保医発1121第2号 令和5年11月21日
https://www.mhlw.go.jp/content/001169796.pdf
多職種連携という視点でみると
新しい手術においても同様です。
シンポジウム「新しい肥満症治療における栄養管理の重要性」
パネルディスカッション「これからの肥満症治療の展望」などでは、
手術の要件となる高度肥満や合併症をもつ肥満症には、手術だけ実施するのではなく、術前・術後のカンファレンスをしっかりとして、管理栄養士をはじめさまざまな専門家の関与が重要であることを、発表者の多くが語っていました。
実際にどのような食事指導が必要かということも管理栄養士の先生の発表で、具体的なお話をいただきましたが、術前の指導はもちろん、術後の変化により、食事量をはじめ、たんぱく質の量や栄養素の欠乏へのサプリメントの使用など、手術の種類や本人の状態、以降の経過により、大変にプロフェッショナルな知識と対応が必要なことだけは、理解しました……。
ちなみに、手術は、薬剤との併用も効果があるかもということや、減量による改善だけでなくホルモンの関係で、糖尿病改善にも効果があるそうです。

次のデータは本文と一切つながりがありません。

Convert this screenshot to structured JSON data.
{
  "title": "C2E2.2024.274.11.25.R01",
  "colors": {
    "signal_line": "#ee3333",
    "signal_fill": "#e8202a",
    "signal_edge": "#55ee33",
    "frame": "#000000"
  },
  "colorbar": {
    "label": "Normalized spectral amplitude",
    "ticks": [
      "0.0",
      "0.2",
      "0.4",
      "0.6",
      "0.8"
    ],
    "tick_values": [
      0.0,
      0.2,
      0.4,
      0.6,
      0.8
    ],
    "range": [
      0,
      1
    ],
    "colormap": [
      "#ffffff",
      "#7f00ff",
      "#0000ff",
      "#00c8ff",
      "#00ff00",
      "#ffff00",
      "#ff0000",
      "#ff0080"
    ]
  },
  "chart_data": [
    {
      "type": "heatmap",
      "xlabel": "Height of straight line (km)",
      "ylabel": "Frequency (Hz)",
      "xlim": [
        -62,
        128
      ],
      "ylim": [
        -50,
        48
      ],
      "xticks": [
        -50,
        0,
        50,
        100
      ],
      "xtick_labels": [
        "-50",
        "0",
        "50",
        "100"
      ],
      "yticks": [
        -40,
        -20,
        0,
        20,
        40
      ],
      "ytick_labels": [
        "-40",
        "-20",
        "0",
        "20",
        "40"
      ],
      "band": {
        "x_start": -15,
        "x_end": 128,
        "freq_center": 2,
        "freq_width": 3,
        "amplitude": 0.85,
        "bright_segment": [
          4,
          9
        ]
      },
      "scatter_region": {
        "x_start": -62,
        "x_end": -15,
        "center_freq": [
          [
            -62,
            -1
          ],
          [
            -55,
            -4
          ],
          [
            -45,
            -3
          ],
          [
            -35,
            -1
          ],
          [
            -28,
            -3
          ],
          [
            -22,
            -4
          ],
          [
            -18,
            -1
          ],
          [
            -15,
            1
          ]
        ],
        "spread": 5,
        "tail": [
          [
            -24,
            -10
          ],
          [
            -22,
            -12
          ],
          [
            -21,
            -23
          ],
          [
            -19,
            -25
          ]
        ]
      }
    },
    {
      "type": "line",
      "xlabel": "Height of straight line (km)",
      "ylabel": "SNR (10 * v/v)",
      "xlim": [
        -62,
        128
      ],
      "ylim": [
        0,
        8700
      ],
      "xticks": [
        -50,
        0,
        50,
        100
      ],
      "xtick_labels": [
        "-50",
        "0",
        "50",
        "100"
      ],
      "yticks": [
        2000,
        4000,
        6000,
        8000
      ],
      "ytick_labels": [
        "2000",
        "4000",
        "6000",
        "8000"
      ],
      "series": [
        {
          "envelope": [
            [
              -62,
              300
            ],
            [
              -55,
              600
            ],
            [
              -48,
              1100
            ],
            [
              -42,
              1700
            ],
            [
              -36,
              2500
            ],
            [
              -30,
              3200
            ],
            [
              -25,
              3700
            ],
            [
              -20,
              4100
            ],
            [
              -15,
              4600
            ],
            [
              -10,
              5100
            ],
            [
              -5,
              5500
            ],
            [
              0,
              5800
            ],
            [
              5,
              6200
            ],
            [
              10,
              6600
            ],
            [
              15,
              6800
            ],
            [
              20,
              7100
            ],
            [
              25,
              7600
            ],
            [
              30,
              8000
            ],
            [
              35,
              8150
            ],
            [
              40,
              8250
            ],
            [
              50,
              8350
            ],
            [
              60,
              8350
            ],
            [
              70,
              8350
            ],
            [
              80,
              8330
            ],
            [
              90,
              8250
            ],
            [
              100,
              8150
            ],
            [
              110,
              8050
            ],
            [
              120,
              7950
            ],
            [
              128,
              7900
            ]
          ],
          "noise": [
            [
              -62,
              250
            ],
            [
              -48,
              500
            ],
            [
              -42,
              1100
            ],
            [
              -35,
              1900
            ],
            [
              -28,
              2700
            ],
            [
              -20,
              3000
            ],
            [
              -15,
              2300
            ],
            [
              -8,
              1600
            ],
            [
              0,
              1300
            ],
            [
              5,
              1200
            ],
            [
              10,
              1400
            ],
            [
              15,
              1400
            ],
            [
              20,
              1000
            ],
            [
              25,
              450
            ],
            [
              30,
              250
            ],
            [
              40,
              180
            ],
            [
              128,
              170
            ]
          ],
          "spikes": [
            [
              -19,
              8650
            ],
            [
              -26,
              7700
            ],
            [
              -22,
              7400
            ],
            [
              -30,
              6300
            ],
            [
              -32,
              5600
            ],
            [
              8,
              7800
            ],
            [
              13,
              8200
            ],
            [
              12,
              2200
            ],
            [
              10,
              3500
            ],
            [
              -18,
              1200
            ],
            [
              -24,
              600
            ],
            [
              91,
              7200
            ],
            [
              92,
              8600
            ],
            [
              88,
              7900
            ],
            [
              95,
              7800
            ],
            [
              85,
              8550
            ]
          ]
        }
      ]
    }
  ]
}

薬剤だけ、手術だけでは、ほんとうの意味での「治療」とならず、肥満症の治療は、食事・運動・行動療法、そして薬物療法、外科手術(減量・代謝改善手術)を取り入れた、統合的肥満症治療の確立を目指していることがわかりました。
他にも、ゲノムなどの遺伝子からの個別化治療、食事においては「食嗜好」をとりいれたものなど、今後も新たな治療もうまれていきそうです。
女性のやせ、ダイバーシティ、他にもポスター発表など、学会で興味のあったものを後ほどレポートできればと思います。取り急ぎ、全体の印象についてご報告まで。